According to a survey by Ipsos public affairs, midlife often prompts desires like buying sports cars for men and seeking relationship stability for women. As Dan Jones noted, these impulses can be attempts to recapture lost youth.

Victor Hugo aptly described middle age as “the old age of youth and the youth of old age.”

People going through midlife crises often grapple with fears of aging, emotional instability due to hormonal changes, and a preoccupation with mortality. Such crises can be particularly hard for empty nesters or those going through divorce.

Are you feeling adrift as you navigate your 40s? You’re not alone. Many people report experiencing a midlife crisis, though scientific evidence supporting its existence is limited.

What Exactly is a Midlife Crisis?

There’s no one-size-fits-all definition of a midlife crisis. While some psychological surveys suggest it’s not a universal experience, dissatisfaction with life often peaks in one’s 40s and 50s due to various triggers like job loss, empty nest syndrome, caring for aging parents, or existential crises.

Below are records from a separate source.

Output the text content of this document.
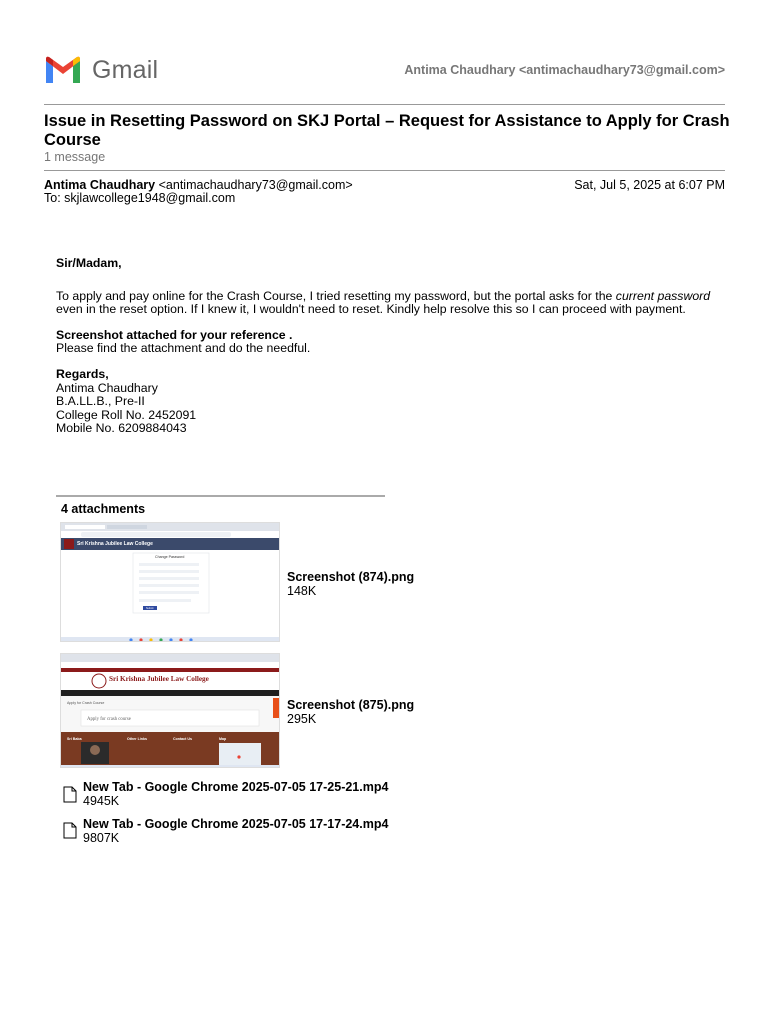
Gmail	Antima Chaudhary <antimachaudhary73@gmail.com>
Issue in Resetting Password on SKJ Portal – Request for Assistance to Apply for Crash Course
1 message
Antima Chaudhary <antimachaudhary73@gmail.com>	Sat, Jul 5, 2025 at 6:07 PM
To: skjlawcollege1948@gmail.com

Sir/Madam,

To apply and pay online for the Crash Course, I tried resetting my password, but the portal asks for the current password even in the reset option. If I knew it, I wouldn't need to reset. Kindly help resolve this so I can proceed with payment.

Screenshot attached for your reference .

Please find the attachment and do the needful.

Regards,

Antima Chaudhary

B.A.LL.B., Pre-II

College Roll No. 2452091

Mobile No. 6209884043

4 attachments
Sri Krishna Jubilee Law College
Change Password
Submit
Screenshot (874).png
148K
Sri Krishna Jubilee Law College
Apply for Crash Course
Apply for crash course
Sri Baba	Other Links	Contact Us	Map
Screenshot (875).png
295K
New Tab - Google Chrome 2025-07-05 17-25-21.mp4
4945K
New Tab - Google Chrome 2025-07-05 17-17-24.mp4
9807K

According to the Australian HILDA survey, life satisfaction tends to hit a low around age 45. Studies on chimpanzees have even observed mood swings and dissatisfaction in their late 20s and 30s. The so-called “happiness U-curve” shows that happiness tends to dip in midlife before rising again in later years.

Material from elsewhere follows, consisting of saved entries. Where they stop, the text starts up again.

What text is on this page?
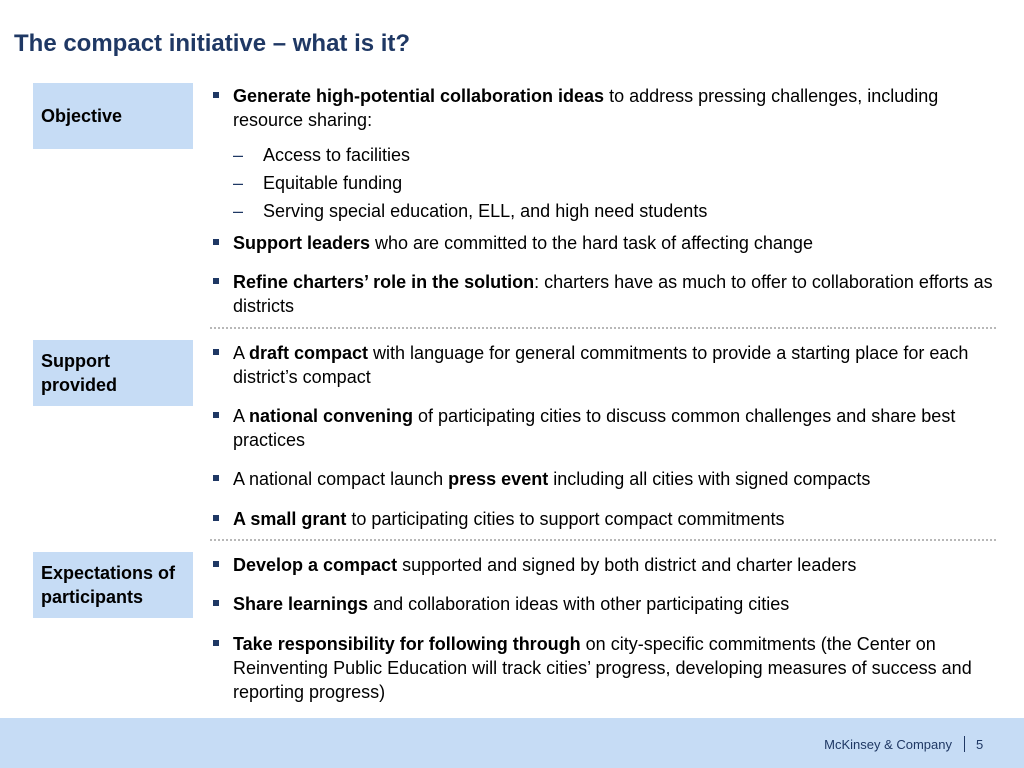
The compact initiative – what is it?
Objective
Generate high-potential collaboration ideas to address pressing challenges, including resource sharing:
– Access to facilities
– Equitable funding
– Serving special education, ELL, and high need students
Support leaders who are committed to the hard task of affecting change
Refine charters’ role in the solution: charters have as much to offer to collaboration efforts as districts
Support provided
A draft compact with language for general commitments to provide a starting place for each district’s compact
A national convening of participating cities to discuss common challenges and share best practices
A national compact launch press event including all cities with signed compacts
A small grant to participating cities to support compact commitments
Expectations of participants
Develop a compact supported and signed by both district and charter leaders
Share learnings and collaboration ideas with other participating cities
Take responsibility for following through on city-specific commitments (the Center on Reinventing Public Education will track cities’ progress, developing measures of success and reporting progress)
McKinsey & Company 5
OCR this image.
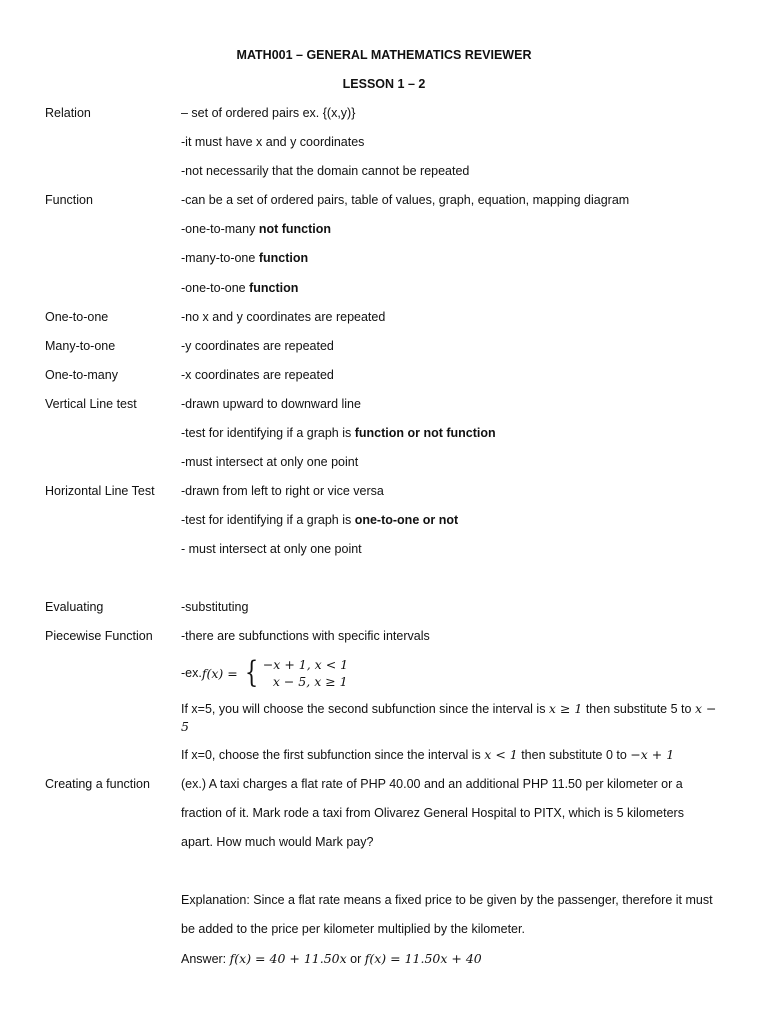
MATH001 – GENERAL MATHEMATICS REVIEWER
LESSON 1 – 2
Relation	– set of ordered pairs ex. {(x,y)}
-it must have x and y coordinates
-not necessarily that the domain cannot be repeated
Function	-can be a set of ordered pairs, table of values, graph, equation, mapping diagram
-one-to-many not function
-many-to-one function
-one-to-one function
One-to-one	-no x and y coordinates are repeated
Many-to-one	-y coordinates are repeated
One-to-many	-x coordinates are repeated
Vertical Line test	-drawn upward to downward line
-test for identifying if a graph is function or not function
-must intersect at only one point
Horizontal Line Test -drawn from left to right or vice versa
-test for identifying if a graph is one-to-one or not
- must intersect at only one point
Evaluating	-substituting
Piecewise Function -there are subfunctions with specific intervals
-ex. f(x) = { −x + 1, x < 1
x − 5, x ≥ 1
If x=5, you will choose the second subfunction since the interval is x ≥ 1 then substitute 5 to x − 5
If x=0, choose the first subfunction since the interval is x < 1 then substitute 0 to −x + 1
Creating a function (ex.) A taxi charges a flat rate of PHP 40.00 and an additional PHP 11.50 per kilometer or a
fraction of it. Mark rode a taxi from Olivarez General Hospital to PITX, which is 5 kilometers
apart. How much would Mark pay?
Explanation: Since a flat rate means a fixed price to be given by the passenger, therefore it must
be added to the price per kilometer multiplied by the kilometer.
Answer: f(x) = 40 + 11.50x or f(x) = 11.50x + 40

When Does a Midlife Crisis Happen?

While the stereotypical midlife crisis is thought to occur between the late 30s and 50s, it can vary widely from person to person. The concept of “middle age” itself is fluid; some people in their 70s still consider themselves middle-aged.

Interestingly, crises can occur at any life stage. For instance, studies show that a significant number of younger adults also face crises in their 20s and 30s.

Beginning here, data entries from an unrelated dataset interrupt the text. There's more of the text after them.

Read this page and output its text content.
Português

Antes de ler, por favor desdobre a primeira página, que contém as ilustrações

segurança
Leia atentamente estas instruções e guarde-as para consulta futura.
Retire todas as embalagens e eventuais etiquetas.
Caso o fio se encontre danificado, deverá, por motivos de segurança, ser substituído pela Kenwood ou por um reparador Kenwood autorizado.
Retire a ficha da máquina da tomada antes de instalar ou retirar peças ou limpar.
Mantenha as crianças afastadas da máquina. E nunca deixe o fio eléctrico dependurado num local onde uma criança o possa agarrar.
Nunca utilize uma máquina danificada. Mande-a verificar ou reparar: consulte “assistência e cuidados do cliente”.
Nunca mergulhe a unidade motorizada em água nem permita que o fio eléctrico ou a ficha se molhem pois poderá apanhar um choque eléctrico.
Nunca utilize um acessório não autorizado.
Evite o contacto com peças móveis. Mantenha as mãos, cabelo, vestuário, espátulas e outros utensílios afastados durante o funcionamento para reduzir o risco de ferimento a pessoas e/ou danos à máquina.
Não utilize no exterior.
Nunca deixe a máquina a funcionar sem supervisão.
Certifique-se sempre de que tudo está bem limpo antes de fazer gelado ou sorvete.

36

Symptoms of a Midlife Crisis and Differentiating it from Depression

While not an official diagnosis, a midlife crisis can manifest as:

  • A sudden obsession with materialistic items is associated with youth.
  • Impulsive decisions like divorce or moving.
  • Neglect of personal hygiene.
  • Physical changes such as sleep disturbances, weight fluctuations, and reduced strength.
  • Behavioral changes like mood swings, heightened anger, anxiety, and sadness.

It’s crucial to differentiate between midlife crisis and depression, as the symptoms can overlap. Both can be debilitating and require professional help if they start affecting your well-being.

Causes of Midlife Crises and Overcoming Them

Midlife crises can stem from various factors, from hormonal changes to regrets about unfulfilled dreams. However, acknowledging these triggers is the first step toward acceptance and moving forward. Embracing the uncertainties of life in your late 30s and 40s can be liberating rather than limiting.

Sometimes, it can just be recognizing that you will no longer tolerate certain behaviors from those who are close to you.

Midlife Crisis in Men and Women

Societal norms often dictate how men and women experience midlife crises. Men may feel disconnected from their families and seek validation through work or material success. Meanwhile, women traditionally grapple with relationship issues, aging concerns, and family dynamics.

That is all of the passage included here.